Find the zeros of the quadratic polynomial $p(x)=x^{2}-3x-4$ and show it on a graph.

(N/A) Here,$p(x)=x^{2}-3x-4=(x-4)(x+1)$.
To find the zeros of $p(x)$,consider $p(x)=0$.
$\therefore (x-4)(x+1)=0$.
$\therefore x=4$ or $x=-1$.
$\therefore 4$ and $-1$ are the zeros of $p(x)$.
To draw the graph of this polynomial,we take some different values of $x$ and prepare the following table:

$x$	$-2$	$-1$	$0$	$3$	$4$	$5$
$p(x)=x^2-3x-4$	$6$	$0$	$-4$	$-4$	$0$	$6$

Plot these points on a graph paper.
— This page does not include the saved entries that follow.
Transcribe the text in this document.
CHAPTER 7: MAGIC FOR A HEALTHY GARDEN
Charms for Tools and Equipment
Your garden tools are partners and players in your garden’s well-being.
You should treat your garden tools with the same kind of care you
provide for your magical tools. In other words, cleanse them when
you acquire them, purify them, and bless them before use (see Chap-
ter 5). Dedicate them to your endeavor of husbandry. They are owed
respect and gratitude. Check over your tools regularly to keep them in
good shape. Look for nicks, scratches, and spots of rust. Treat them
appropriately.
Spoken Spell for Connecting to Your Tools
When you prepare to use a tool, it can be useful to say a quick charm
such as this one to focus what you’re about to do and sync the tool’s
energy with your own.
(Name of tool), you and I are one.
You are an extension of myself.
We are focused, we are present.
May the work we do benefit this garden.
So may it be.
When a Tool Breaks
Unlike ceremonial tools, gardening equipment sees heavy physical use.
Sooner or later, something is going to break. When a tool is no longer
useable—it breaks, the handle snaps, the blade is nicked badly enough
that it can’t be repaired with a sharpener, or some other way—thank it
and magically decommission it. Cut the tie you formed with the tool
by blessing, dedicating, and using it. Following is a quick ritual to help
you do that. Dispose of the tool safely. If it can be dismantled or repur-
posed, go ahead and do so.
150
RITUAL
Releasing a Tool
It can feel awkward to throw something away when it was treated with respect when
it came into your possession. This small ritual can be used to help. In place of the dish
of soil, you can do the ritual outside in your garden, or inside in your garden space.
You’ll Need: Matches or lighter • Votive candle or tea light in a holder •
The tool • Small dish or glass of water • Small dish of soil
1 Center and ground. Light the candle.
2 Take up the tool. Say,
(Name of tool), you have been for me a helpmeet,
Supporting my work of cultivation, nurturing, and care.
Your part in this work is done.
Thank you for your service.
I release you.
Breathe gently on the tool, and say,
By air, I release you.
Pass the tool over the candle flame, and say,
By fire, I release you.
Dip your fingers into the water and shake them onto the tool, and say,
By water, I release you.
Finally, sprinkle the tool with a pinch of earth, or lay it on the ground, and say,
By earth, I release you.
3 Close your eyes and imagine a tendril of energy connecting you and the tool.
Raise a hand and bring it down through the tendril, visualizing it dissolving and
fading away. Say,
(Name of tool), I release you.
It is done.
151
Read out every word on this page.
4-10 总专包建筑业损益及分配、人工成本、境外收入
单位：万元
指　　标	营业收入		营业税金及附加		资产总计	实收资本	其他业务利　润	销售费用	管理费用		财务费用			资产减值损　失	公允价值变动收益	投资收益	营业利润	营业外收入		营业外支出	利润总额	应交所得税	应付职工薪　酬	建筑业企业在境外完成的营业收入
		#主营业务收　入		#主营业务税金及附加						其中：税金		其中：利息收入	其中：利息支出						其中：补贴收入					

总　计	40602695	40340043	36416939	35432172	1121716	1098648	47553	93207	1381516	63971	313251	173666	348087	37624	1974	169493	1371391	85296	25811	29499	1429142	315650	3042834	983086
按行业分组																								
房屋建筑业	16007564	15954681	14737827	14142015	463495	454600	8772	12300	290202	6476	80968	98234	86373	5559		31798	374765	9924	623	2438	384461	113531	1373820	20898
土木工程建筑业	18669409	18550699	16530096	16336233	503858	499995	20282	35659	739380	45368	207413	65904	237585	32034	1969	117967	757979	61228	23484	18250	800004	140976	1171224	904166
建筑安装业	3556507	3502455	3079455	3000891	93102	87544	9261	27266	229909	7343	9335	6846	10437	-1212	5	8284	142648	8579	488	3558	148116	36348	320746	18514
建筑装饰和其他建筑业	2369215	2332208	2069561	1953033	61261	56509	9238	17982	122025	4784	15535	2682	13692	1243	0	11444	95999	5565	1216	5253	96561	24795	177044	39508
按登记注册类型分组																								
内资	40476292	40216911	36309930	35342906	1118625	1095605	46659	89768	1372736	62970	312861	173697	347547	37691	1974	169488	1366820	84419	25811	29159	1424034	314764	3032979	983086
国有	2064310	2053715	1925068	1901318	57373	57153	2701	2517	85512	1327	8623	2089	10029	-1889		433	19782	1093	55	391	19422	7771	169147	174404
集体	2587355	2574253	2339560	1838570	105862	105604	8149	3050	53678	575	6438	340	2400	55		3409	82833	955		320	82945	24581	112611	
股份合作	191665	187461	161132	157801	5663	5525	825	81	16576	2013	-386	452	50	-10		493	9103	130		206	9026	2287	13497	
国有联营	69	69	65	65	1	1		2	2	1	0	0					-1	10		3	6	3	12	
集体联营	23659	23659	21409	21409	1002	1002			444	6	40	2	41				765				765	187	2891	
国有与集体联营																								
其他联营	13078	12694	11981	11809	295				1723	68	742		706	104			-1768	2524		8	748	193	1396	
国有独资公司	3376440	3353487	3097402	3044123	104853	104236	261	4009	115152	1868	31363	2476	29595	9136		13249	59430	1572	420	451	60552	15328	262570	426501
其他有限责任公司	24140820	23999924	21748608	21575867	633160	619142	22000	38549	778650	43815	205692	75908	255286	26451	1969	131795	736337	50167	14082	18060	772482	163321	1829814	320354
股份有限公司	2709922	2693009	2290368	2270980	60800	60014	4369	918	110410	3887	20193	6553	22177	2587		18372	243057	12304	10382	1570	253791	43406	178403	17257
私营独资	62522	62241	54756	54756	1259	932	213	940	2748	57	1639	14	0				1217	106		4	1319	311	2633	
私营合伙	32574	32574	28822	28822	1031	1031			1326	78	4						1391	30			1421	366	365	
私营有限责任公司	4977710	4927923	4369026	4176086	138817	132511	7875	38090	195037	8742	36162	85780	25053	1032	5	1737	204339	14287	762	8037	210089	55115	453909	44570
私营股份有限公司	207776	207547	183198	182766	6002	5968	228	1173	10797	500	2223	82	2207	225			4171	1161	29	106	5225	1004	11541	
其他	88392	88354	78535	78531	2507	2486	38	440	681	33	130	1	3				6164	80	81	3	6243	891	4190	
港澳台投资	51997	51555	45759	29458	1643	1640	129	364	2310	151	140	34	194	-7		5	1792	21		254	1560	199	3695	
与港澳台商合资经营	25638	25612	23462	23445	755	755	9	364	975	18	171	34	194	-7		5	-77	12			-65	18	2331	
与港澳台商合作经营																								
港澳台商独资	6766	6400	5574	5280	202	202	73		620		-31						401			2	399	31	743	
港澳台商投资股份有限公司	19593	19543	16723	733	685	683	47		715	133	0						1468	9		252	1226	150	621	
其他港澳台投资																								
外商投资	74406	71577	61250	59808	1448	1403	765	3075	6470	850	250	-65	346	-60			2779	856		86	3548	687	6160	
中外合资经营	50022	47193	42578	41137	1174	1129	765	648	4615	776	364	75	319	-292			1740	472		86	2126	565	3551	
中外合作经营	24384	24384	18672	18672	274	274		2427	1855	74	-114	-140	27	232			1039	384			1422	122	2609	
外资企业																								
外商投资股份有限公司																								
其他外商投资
Joining all these points $(-2, 6), (-1, 0), (0, -4), (3, -4), (4, 0)$ and $(5, 6)$,we get the shape of the graph as a parabola opening upwards. We can see that this graph intersects the $X$-axis at two points $(-1, 0)$ and $(4, 0)$. Their $X$-coordinates are the zeros of this polynomial. Thus,$-1$ and $4$ are the zeros of $p(x)$.